Well, college graduation time is approaching. This is one of my favorite times of the year, because I happen to work for a college located in a city, and I find it's way easier to find a parking space without all those students around.
But it's also the time of year for commencement speakers, and the usual debate over if some schools choices are innappropriate. Some, in my opinion, clearly are - like having a convicted cop killer
as your speaker.
But moving beyond the obvious judgement calls - I believe colleges should be firmly against cop-killing - the debate becomes murkier, and I tend to side with academic freedom and letting people speak despite their political views.

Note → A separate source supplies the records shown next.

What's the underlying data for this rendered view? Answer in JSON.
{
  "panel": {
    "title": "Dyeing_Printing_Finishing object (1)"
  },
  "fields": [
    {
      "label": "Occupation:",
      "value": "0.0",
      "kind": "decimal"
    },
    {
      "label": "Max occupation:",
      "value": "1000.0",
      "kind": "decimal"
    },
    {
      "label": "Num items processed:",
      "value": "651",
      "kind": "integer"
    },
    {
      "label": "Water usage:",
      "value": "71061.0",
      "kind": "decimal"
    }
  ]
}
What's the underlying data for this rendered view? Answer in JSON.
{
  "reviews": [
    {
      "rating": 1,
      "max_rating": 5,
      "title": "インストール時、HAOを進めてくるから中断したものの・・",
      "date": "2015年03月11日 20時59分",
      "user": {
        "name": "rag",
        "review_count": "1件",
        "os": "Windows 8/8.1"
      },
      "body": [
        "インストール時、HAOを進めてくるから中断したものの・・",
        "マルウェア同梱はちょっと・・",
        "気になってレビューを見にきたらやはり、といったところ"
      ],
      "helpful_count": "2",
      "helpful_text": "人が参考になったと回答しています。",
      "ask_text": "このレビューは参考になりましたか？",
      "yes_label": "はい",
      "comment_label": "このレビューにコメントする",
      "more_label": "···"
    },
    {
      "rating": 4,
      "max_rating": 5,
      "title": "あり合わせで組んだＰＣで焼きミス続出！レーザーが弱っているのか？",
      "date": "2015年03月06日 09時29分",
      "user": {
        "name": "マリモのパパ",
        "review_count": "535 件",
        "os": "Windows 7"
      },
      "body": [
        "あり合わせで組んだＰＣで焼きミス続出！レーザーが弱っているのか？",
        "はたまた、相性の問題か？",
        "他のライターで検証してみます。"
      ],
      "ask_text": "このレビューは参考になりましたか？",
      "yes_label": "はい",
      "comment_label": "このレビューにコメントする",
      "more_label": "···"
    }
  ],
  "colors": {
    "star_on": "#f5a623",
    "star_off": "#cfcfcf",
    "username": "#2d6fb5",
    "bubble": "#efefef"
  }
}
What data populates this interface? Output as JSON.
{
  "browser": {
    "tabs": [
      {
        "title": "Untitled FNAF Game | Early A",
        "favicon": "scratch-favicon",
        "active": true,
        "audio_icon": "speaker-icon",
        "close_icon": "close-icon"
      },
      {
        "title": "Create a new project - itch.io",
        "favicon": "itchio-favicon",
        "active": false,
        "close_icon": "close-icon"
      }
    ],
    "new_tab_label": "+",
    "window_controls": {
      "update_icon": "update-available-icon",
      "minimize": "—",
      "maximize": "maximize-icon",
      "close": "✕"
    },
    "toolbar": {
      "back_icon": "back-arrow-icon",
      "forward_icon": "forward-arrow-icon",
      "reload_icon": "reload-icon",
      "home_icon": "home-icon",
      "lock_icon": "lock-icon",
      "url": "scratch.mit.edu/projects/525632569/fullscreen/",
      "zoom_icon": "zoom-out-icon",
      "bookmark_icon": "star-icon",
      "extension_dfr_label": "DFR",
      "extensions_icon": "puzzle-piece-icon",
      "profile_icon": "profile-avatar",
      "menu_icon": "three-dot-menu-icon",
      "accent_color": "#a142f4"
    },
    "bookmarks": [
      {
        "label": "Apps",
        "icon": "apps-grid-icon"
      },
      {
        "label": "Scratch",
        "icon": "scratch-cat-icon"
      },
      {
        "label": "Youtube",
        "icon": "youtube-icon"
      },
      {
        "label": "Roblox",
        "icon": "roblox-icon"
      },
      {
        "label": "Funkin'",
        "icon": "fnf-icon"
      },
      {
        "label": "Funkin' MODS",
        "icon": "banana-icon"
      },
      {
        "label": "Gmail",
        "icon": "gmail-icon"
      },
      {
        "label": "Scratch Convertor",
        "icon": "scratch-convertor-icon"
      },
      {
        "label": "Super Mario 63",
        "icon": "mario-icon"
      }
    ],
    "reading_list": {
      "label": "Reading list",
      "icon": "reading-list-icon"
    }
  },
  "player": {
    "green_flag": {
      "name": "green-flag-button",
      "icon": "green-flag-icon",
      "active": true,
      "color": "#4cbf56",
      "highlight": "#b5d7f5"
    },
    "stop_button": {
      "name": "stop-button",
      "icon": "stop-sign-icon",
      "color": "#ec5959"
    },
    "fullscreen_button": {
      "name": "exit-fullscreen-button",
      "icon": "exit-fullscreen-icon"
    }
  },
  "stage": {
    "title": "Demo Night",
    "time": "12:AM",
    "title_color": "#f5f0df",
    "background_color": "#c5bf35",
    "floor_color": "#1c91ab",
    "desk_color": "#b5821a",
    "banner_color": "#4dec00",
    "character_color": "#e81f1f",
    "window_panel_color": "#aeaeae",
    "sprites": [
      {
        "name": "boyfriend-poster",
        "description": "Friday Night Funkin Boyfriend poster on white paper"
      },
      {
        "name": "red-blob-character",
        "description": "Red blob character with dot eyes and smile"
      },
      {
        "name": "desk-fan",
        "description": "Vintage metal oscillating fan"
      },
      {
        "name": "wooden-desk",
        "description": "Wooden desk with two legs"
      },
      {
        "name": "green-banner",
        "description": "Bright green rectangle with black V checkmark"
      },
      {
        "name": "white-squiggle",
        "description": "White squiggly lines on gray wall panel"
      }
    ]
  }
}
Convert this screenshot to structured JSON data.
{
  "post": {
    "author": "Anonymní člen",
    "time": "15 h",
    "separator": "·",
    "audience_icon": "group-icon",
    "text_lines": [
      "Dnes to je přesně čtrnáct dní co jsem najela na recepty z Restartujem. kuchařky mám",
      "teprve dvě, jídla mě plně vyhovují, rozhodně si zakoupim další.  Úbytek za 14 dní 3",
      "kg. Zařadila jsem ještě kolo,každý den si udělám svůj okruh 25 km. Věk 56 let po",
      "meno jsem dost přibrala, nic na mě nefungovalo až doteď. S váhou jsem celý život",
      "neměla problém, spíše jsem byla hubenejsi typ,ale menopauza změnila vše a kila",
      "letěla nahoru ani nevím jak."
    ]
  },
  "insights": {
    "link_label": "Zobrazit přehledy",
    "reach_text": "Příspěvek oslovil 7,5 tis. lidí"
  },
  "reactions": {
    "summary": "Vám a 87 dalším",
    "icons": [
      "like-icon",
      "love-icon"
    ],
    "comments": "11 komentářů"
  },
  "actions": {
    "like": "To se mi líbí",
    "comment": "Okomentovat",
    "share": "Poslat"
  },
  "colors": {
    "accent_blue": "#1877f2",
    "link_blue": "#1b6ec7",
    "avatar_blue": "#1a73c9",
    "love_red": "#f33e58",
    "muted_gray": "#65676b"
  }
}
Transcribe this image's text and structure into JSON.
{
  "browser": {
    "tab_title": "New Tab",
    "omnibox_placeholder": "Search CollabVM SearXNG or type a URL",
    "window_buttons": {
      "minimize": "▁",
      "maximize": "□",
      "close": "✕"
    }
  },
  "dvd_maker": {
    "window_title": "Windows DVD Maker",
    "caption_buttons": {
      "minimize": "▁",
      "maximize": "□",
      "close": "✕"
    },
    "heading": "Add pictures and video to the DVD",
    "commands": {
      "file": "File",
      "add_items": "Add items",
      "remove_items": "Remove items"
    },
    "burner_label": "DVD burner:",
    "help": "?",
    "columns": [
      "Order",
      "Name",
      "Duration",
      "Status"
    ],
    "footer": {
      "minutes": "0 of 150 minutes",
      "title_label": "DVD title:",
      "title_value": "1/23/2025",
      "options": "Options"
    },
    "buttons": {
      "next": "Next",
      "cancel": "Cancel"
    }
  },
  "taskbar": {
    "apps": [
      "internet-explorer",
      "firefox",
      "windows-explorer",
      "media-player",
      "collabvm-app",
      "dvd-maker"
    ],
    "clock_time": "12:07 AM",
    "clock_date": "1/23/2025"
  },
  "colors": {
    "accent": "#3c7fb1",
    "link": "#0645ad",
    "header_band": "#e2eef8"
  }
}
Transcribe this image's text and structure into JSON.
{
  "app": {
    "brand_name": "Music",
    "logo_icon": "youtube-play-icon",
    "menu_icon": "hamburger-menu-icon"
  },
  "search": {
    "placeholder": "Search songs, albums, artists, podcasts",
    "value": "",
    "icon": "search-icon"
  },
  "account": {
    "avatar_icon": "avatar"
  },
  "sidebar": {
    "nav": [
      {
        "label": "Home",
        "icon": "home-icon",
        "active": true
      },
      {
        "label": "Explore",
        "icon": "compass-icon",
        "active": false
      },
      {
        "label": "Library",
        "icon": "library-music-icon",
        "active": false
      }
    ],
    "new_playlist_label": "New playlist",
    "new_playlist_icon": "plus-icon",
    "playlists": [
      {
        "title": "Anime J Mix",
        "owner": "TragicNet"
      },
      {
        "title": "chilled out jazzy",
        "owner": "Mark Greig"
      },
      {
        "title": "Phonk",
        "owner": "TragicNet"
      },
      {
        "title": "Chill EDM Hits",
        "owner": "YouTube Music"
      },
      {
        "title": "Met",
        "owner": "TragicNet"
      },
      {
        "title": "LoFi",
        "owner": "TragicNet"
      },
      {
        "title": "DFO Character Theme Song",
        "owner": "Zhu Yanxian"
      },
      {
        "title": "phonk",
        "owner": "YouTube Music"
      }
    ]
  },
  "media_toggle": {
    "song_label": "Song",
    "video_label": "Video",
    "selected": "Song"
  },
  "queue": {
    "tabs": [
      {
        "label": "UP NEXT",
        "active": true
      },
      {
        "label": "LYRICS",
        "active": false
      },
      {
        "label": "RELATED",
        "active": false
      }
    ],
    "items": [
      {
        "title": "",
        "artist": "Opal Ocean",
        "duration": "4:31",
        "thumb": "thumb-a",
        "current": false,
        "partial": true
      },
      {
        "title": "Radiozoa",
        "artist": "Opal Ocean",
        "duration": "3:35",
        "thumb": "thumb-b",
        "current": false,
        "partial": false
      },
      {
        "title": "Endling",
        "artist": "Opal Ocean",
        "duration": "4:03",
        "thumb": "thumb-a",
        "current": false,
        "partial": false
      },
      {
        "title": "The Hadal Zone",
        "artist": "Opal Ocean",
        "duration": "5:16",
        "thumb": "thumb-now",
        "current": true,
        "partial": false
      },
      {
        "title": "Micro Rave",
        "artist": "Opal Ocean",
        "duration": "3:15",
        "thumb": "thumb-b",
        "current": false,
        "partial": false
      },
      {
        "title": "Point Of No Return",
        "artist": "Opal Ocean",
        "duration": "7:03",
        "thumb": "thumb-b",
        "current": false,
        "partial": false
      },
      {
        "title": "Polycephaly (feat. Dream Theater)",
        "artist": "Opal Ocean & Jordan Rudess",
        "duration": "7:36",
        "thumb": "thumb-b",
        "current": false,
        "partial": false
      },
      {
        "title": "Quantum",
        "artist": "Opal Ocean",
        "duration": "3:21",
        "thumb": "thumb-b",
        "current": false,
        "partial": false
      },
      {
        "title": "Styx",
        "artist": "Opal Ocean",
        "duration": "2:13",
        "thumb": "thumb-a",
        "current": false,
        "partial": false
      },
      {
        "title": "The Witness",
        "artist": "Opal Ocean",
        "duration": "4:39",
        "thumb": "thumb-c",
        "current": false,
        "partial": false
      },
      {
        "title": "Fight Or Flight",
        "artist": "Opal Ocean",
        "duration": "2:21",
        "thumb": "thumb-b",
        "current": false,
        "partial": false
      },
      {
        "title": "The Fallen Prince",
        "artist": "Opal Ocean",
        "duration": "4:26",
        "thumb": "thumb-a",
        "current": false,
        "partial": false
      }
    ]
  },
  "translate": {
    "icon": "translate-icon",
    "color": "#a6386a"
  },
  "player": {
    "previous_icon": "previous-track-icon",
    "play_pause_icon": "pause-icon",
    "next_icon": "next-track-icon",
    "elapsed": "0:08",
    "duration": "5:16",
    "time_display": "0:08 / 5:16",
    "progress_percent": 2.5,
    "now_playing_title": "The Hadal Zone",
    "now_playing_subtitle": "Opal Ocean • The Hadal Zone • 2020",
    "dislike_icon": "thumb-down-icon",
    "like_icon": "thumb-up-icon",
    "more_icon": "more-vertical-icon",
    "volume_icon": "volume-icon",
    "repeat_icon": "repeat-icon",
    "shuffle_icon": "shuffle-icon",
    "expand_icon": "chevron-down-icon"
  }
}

For example, while I dislike Kofi Annan and the UN in general, and find Clifford May's column
rather entertaining, I can't really fault UPenn for having him as their commencement speaker. He is the leader of a multinational agency that many respect, even if I firmly believe that that respect is misplaced and dangerous.
My own alma mater
is also getting some controversy over it's choice of speaker, former NY mayor Rudy Guliani. Oddly enough, those complaints aren't coming from the left, but rather from the far right - the Cardninal Newman Society, a group that seeks to "renew the Catholic identity of Catholic colleges" is asking people to write letters and emails of protest
because they feel he is too pro-choice and pro-gay.
The Cardinal Newman group has in the past complained about the Vagina Monologues
being performed at colleges. Now I will agree that from what I've heard, the Monologues sound like total crap. But that doesn't mean I would advocate their censorship at a Catholic college. The group basically sounds like they want to make Catholic colleges more like other Christian colleges, where everyone who goes is of that religion and practices it daily. The atmosphere at most Catholic schools - where there is religious diversity, but students have church and religious activities available to them if they choose to participate - seems like a much better way of treating college students like adults and letting them choose how they practice their faith - as well as opening students up to opposing viewpoints, even silly ones involving the word "vagina".
Getting back to commencement - given a choice, I would rather have a well-known speaker who I disagreed with than an unmemorable one. I don't even remeber who my college graduation speaker was, despite it being only 3 years ago, and despite not even being all that hung over at graduation. I think many take commencement too seriously - I think commencement speakers are more about entertainment and less about an endorsement of that speaker's viewpoints.
And the fact is, graduation isn't really about the students. I didn't really see my graduation as a big deal, except for the fact that I got some money and a few good meals out of it. It was more for my family - a chance for my parents to see that all that money they spent on tuition hadn't been wasted, a chance for them to know that they had started me off on the right track education-wise, a chance for them to feel proud that their son had successfully moved up the educational ladder (neither of my parents are college grads). Getting up at 7am and wearing a silly gown, and listening to whoever the college has picked to speak, is the price that students pay for giving their parents this opportunity. Truth be told, few people really care about the commencement speaker. The parents who go to graduation are there for the students, and the students are there for their parents. The commencement speakers are there, if for any reason, to keep the faculty and administration entertained and generate some publicity for the school.